Clinton condemned the killing of former Afghan President Burhanuddin Rabbani but says the work he did will continue.
"We have always known there are those who will do all they can to undermine the cause of peace and reconciliation and we will surely see more violence before this is over," Clinton said, but added she is confident Afghanistan and its international backers will not drop support for the country or the Afghan High Peace Council, which Rabbani led.
She spoke at an Afghan economic development event on the sidelines of the United Nations General Assembly.
The U.S. backs reconciliation between Afghanistan's government and Taliban insurgents. Such a peace deal is seen as key to ending the war and bringing U.S. forces home, even if it involves talks with militants responsible for attacking U.S. forces.
Clinton said the peace outreach, which the U.S. calls political reconciliation, is part of a "political strategy we hope will end the conflict and chart a more peaceful future for the entire region."
Clinton repeated that reconciliation must be based on "clear red lines," which the U.S. has previously said include renouncing violence.
Rabbani's death Tuesday was a setback to the peace effort, as was a lengthy rocket attack on the U.S. Embassy in Kabul earlier this month.

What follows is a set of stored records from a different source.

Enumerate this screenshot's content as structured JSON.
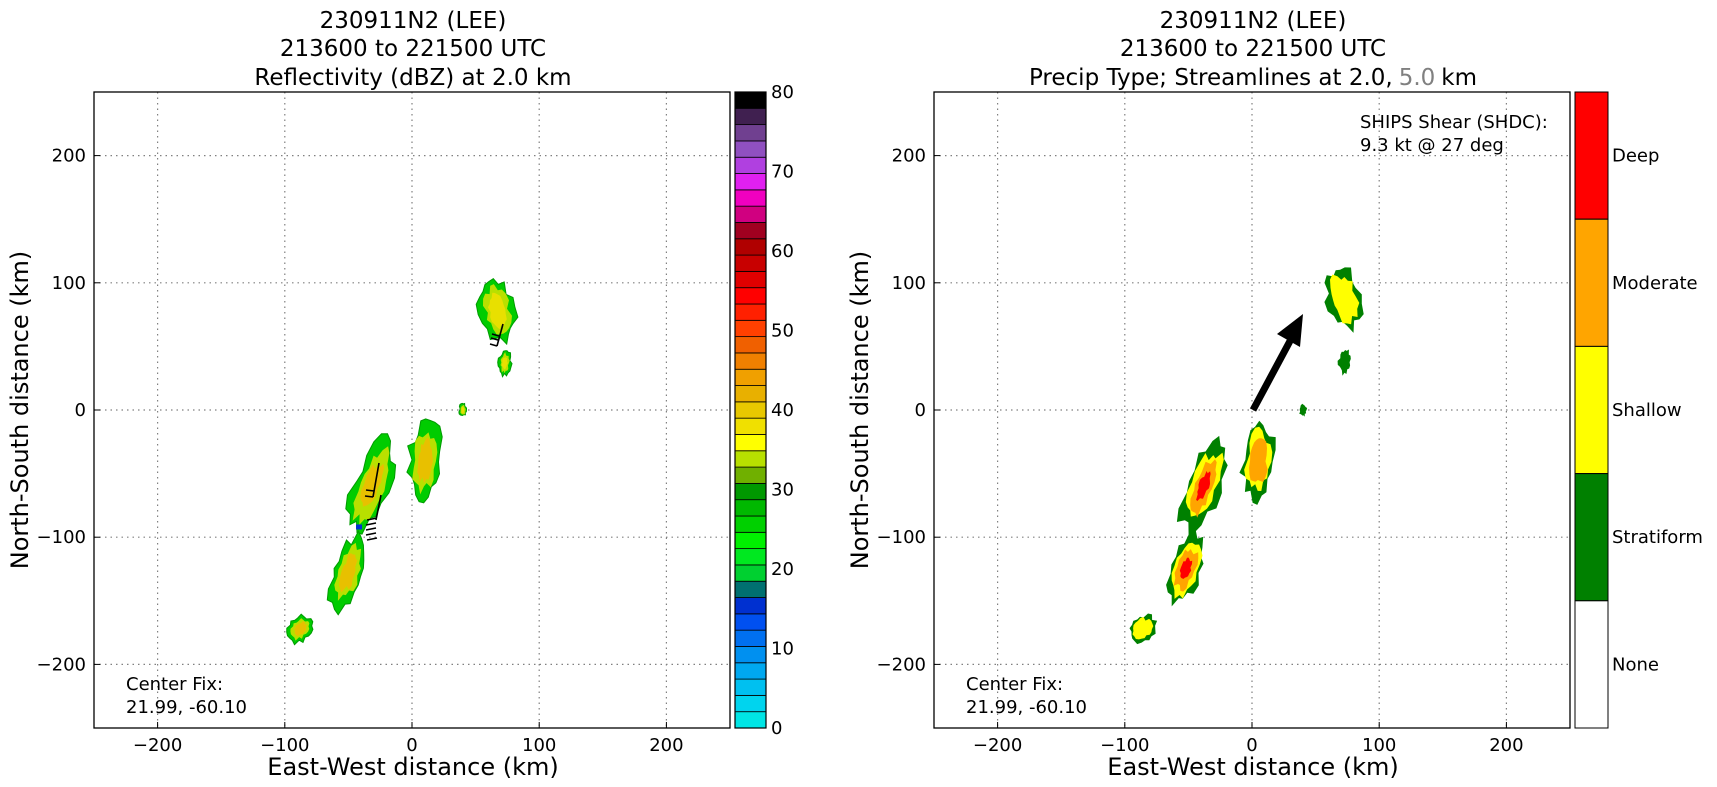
{
  "left_panel": {
    "title_line1": "230911N2 (LEE)",
    "title_line2": "213600 to 221500 UTC",
    "title_line3": "Reflectivity (dBZ) at 2.0 km",
    "xlabel": "East-West distance (km)",
    "ylabel": "North-South distance (km)",
    "center_fix_label": "Center Fix:",
    "center_fix_value": "21.99, -60.10",
    "colorbar_ticks": [
      "0",
      "10",
      "20",
      "30",
      "40",
      "50",
      "60",
      "70",
      "80"
    ]
  },
  "right_panel": {
    "title_line1": "230911N2 (LEE)",
    "title_line2": "213600 to 221500 UTC",
    "title_line3_prefix": "Precip Type; Streamlines at 2.0,",
    "title_line3_highlight": "5.0",
    "title_line3_suffix": "km",
    "xlabel": "East-West distance (km)",
    "ylabel": "North-South distance (km)",
    "center_fix_label": "Center Fix:",
    "center_fix_value": "21.99, -60.10",
    "shear_label": "SHIPS Shear (SHDC):",
    "shear_value": "9.3 kt @ 27 deg",
    "colorbar_labels": [
      "Deep",
      "Moderate",
      "Shallow",
      "Stratiform",
      "None"
    ]
  },
  "colors": {
    "none": "#ffffff",
    "stratiform": "#008000",
    "shallow": "#ffff00",
    "moderate": "#ffa500",
    "deep": "#ff0000",
    "title_highlight": "#808080"
  },
  "chart_data": [
    {
      "type": "heatmap",
      "title": "230911N2 (LEE) 213600 to 221500 UTC Reflectivity (dBZ) at 2.0 km",
      "xlabel": "East-West distance (km)",
      "ylabel": "North-South distance (km)",
      "xlim": [
        -250,
        250
      ],
      "ylim": [
        -250,
        250
      ],
      "xticks": [
        -200,
        -100,
        0,
        100,
        200
      ],
      "yticks": [
        -200,
        -100,
        0,
        100,
        200
      ],
      "grid": true,
      "colorbar": {
        "min": 0,
        "max": 80,
        "step": 2.5,
        "colors": [
          "#00e5e5",
          "#00d4ee",
          "#00c0f0",
          "#00a8f0",
          "#0090f0",
          "#0070f0",
          "#0050f0",
          "#0030d0",
          "#007070",
          "#00d030",
          "#00e820",
          "#00f000",
          "#00d000",
          "#00b800",
          "#009800",
          "#70b000",
          "#b8e000",
          "#ffff00",
          "#f0e000",
          "#e8c800",
          "#e8b000",
          "#f0a000",
          "#f08000",
          "#f06000",
          "#ff4000",
          "#ff2000",
          "#ff0000",
          "#e00000",
          "#c80000",
          "#b00000",
          "#a00020",
          "#d00080",
          "#f000c0",
          "#e020f0",
          "#b040e0",
          "#9050c0",
          "#704090",
          "#402050",
          "#000000"
        ]
      },
      "regions": [
        {
          "name": "cell-ne",
          "x": 67,
          "y": 78,
          "level_dbz": 30
        },
        {
          "name": "cell-north-tail",
          "x": 73,
          "y": 37,
          "level_dbz": 25
        },
        {
          "name": "cell-center",
          "x": 10,
          "y": -40,
          "level_dbz": 32
        },
        {
          "name": "cell-dot",
          "x": 40,
          "y": 0,
          "level_dbz": 25
        },
        {
          "name": "cell-mid",
          "x": -32,
          "y": -60,
          "level_dbz": 35
        },
        {
          "name": "cell-sw",
          "x": -50,
          "y": -128,
          "level_dbz": 35
        },
        {
          "name": "cell-far-sw",
          "x": -88,
          "y": -172,
          "level_dbz": 33
        }
      ]
    },
    {
      "type": "heatmap",
      "title": "230911N2 (LEE) 213600 to 221500 UTC Precip Type; Streamlines at 2.0, 5.0 km",
      "xlabel": "East-West distance (km)",
      "ylabel": "North-South distance (km)",
      "xlim": [
        -250,
        250
      ],
      "ylim": [
        -250,
        250
      ],
      "xticks": [
        -200,
        -100,
        0,
        100,
        200
      ],
      "yticks": [
        -200,
        -100,
        0,
        100,
        200
      ],
      "grid": true,
      "categories": [
        "None",
        "Stratiform",
        "Shallow",
        "Moderate",
        "Deep"
      ],
      "shear_vector": {
        "from": [
          0,
          0
        ],
        "to": [
          40,
          78
        ],
        "magnitude_kt": 9.3,
        "direction_deg": 27
      },
      "regions": [
        {
          "name": "cell-ne",
          "x": 72,
          "y": 88,
          "category": "Stratiform"
        },
        {
          "name": "cell-north-tail",
          "x": 73,
          "y": 38,
          "category": "Stratiform"
        },
        {
          "name": "cell-center",
          "x": 5,
          "y": -40,
          "category": "Moderate"
        },
        {
          "name": "cell-dot",
          "x": 40,
          "y": 0,
          "category": "Stratiform"
        },
        {
          "name": "cell-mid",
          "x": -38,
          "y": -60,
          "category": "Deep"
        },
        {
          "name": "cell-sw",
          "x": -52,
          "y": -125,
          "category": "Deep"
        },
        {
          "name": "cell-far-sw",
          "x": -86,
          "y": -172,
          "category": "Shallow"
        }
      ]
    }
  ]
}
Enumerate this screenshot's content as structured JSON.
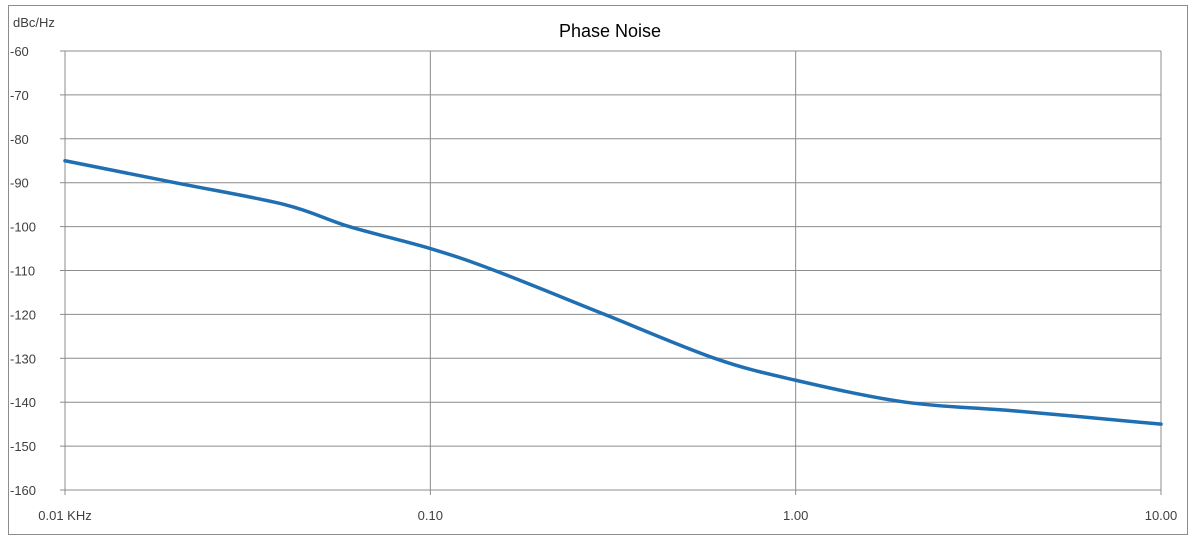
{
  "chart_data": {
    "type": "line",
    "title": "Phase Noise",
    "ylabel": "dBc/Hz",
    "xlabel": "",
    "x_scale": "log",
    "xlim": [
      0.01,
      10
    ],
    "ylim": [
      -160,
      -60
    ],
    "grid": true,
    "legend": "none",
    "x_tick_labels": [
      {
        "value": 0.01,
        "label": "0.01 KHz"
      },
      {
        "value": 0.1,
        "label": "0.10"
      },
      {
        "value": 1,
        "label": "1.00"
      },
      {
        "value": 10,
        "label": "10.00"
      }
    ],
    "y_ticks": [
      -60,
      -70,
      -80,
      -90,
      -100,
      -110,
      -120,
      -130,
      -140,
      -150,
      -160
    ],
    "series": [
      {
        "x": [
          0.01,
          0.02,
          0.04,
          0.06,
          0.1,
          0.15,
          0.3,
          0.6,
          1,
          2,
          4,
          10
        ],
        "y": [
          -85,
          -90,
          -95,
          -100,
          -105,
          -110,
          -120,
          -130,
          -135,
          -140,
          -142,
          -145
        ],
        "color": "#1f6fb2"
      }
    ]
  }
}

The outreach is complicated and multilayered, with Afghan President Hamid Karzai pursuing one track while U.S. envoys directly met with a Taliban envoy earlier this year. Next-door Pakistan's support for any eventual deal is key, ini part because militants attacking Afghan and U.S. forces in Afghanistan rest and rearm in Pakistan.
The Taliban has not claimed responsibility for Rabbani's death. Spokesmen for the insurgents won't discuss the killing.
But Shafiqullah Tahiri, a spokesman for the Afghan intelligence service, said the killing had been carefully plotted for four months by the Afghan Taliban's governing council known as the Quetta Shura, named after a city in Pakistan.
Karzai told reporters Thursday that Rabbani was killed at home when he went to shake the hand of a man who had billed himself as a Taliban envoy with an important message about peace.
"It was not a peace message. It was a trick," Karzai said.